20 Mart’ta Adana sokaklarında anayasal haklarını (ifade özgürlüklerini) kullanmak isteyen barışçıl vatandaşlara yüzlerce polis tarafından alenen işkence edilmişti. Olaylar şehrin farklı yerlerinde saatlerce sürmüştü. Polis, kadın çoluk-çocuk demeden yüzlerce vatandaşı vahşice coplamış, kafa göz yarmış, hastanelik etmişti.
Her türlü engellemelere rağmen bir kısmı cep telefonu kameralarına yansıyan olaylar sosyal medya hesaplarından yayınlanmış, büyük tepki çekmişti. Görüntüler öylesine dehşet vericiydi ki, Siyonist İsrail askerleri gasp ettikleri Filistin topraklarında protestocu Müslümanları gözaltına alıyor herhalde diye düşünmeden edemezdiniz.
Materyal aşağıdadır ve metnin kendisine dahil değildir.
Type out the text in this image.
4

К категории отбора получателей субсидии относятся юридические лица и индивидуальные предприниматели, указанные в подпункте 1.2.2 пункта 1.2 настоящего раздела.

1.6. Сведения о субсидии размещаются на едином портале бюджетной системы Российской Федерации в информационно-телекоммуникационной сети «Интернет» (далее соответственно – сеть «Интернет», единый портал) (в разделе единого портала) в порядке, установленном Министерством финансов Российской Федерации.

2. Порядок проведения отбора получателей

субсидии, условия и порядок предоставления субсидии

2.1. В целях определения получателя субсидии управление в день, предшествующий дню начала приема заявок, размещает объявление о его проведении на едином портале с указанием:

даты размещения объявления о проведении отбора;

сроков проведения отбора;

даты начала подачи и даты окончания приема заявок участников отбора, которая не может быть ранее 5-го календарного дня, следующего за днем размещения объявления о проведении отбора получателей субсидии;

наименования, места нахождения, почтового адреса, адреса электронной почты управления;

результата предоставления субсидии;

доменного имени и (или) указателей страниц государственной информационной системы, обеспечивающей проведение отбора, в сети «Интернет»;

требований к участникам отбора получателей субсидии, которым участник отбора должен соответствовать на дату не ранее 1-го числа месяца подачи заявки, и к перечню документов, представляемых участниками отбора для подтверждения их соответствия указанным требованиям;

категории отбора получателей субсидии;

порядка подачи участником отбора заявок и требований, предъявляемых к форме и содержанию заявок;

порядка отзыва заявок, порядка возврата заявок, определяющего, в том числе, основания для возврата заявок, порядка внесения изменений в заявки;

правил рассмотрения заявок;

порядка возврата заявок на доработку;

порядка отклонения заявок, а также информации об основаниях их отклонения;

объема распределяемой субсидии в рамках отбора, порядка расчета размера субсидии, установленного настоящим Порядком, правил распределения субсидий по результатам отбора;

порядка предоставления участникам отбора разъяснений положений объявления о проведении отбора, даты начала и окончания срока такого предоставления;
Hükümet ortağı olan siyasi partinin lideri, son 20 yılın sokak ortasında cereyan eden en iğrenç olaylarından birine imza atan işkenceci polisleri “tertemiz alınlarından öpüyorum” diyerek tebrik etti. Hukuksuzluğu ile nam salmış içişleri bakanına ise bir kez daha destek verdi.
Tarihte nokta kadar değerleri olmadığına, herhangi bir hayra yol açmadıklarına, en iyi ihtimalle iki kuşak sonra unutulup -tarihin çöp kutusuna- gideceklerine inandığım için adlarını anmak istemiyorum bu gibi insanların. Beni ilgilendiren ve ciddi anlamda endişeye sevk eden husus, bir dönem “sıfır tolerans” ile iyice geriletilen işkencenin bugün tekrar normal kabul edilmesi ihtimali.
Polis Vahşeti adlı yazıma devam niteliğinde kaleme aldığım bu yazıda, işkencenin insanlık suçu, cezasız kalmasının ise son derece tehlikeli olduğunu hatırlatmak istiyorum. İnsanlar, bireysel olarak kanlı elleri sıkabilir, kanlı alınları öpebilir, hatta yalayabilirler! Mazlumların kanını akıtanlar mahkemede bunun hesabını verirler. Ne var ki kan dökenler devletin kolluk görevlileri, onları koruyup kollayan da devletin kendisi olduğunda, mesele, ülke meselesi olmanın da ötesinde, bir insanlık ve onur meselesi haline gelir.
Burada yalnızca “hak ve özgürlüklerin ağır biçimde ihlali”nden bahsetmiyoruz. Bu zaten “olağanlaşmış” bir durum: Zulüm. 15 Temmuz 2016 sonrasında ilan edilen olağanüstü hal ile birbiri ardına yayınlanan KHK’lar bu ülkede doğrudan yüz binlerce, dolaylı olarak milyonlarca insanın hayatını karartmıştı. Ak Parti ile başlayan olumlu kırılmanın tersine işleyişinin başlangıcı Gezi Olayları’na (2013) dahası Roboski Katliamı’na (2011) raptedilebilir pekala.
Bir İnsan, Müslüman ve Hukukçu olarak “hak ve özgürlüklerin ağır biçimde ihlali” beni ilgilendiriyor şüphesiz. Beni endişelendirense ülkenin “yeni nesil” 90’lara saplanması. Bu zulümlere ilave olarak işkencenin, üstelik aleni işkencenin sokaklara taşması, taşkınlığın da taşkınlığı, bu insanlık suçunun norm haline gelme tehlikesi taşıması.
Tamam, esas sorumlular hesap vermiyor, utanma-arlanma da yok, istifa da mümkün görünmüyor, üstelik görevden af dilemek için de “dengeler” dengesini bulmuş değil!.. Peki, tarihin ekranlarına yansımış, kayıt altına alınmış o vahşi görüntülere yol açan kolluk görevlileri, namı diğer işkenceci polisler, onların müdürleri görevlerine devam mı edecekler?
İnsanlık suçu işleyip bu millete işkence edenler, bu milletin parasıyla maaş almaya, bu devletin üniformasını giymeye devam mı edecekler?
Böyle olursa, devlet işkenceyi kurumsallaştırıp koruma altına alırsa, sorarım size, bu topraklardan geriye ne kalır?
Geleceğe, saygıya değer ne bırakacağız biz? İşkenceye, zulme, hukuksuzluğa giden duble yollar, köprüler mi yalnızca?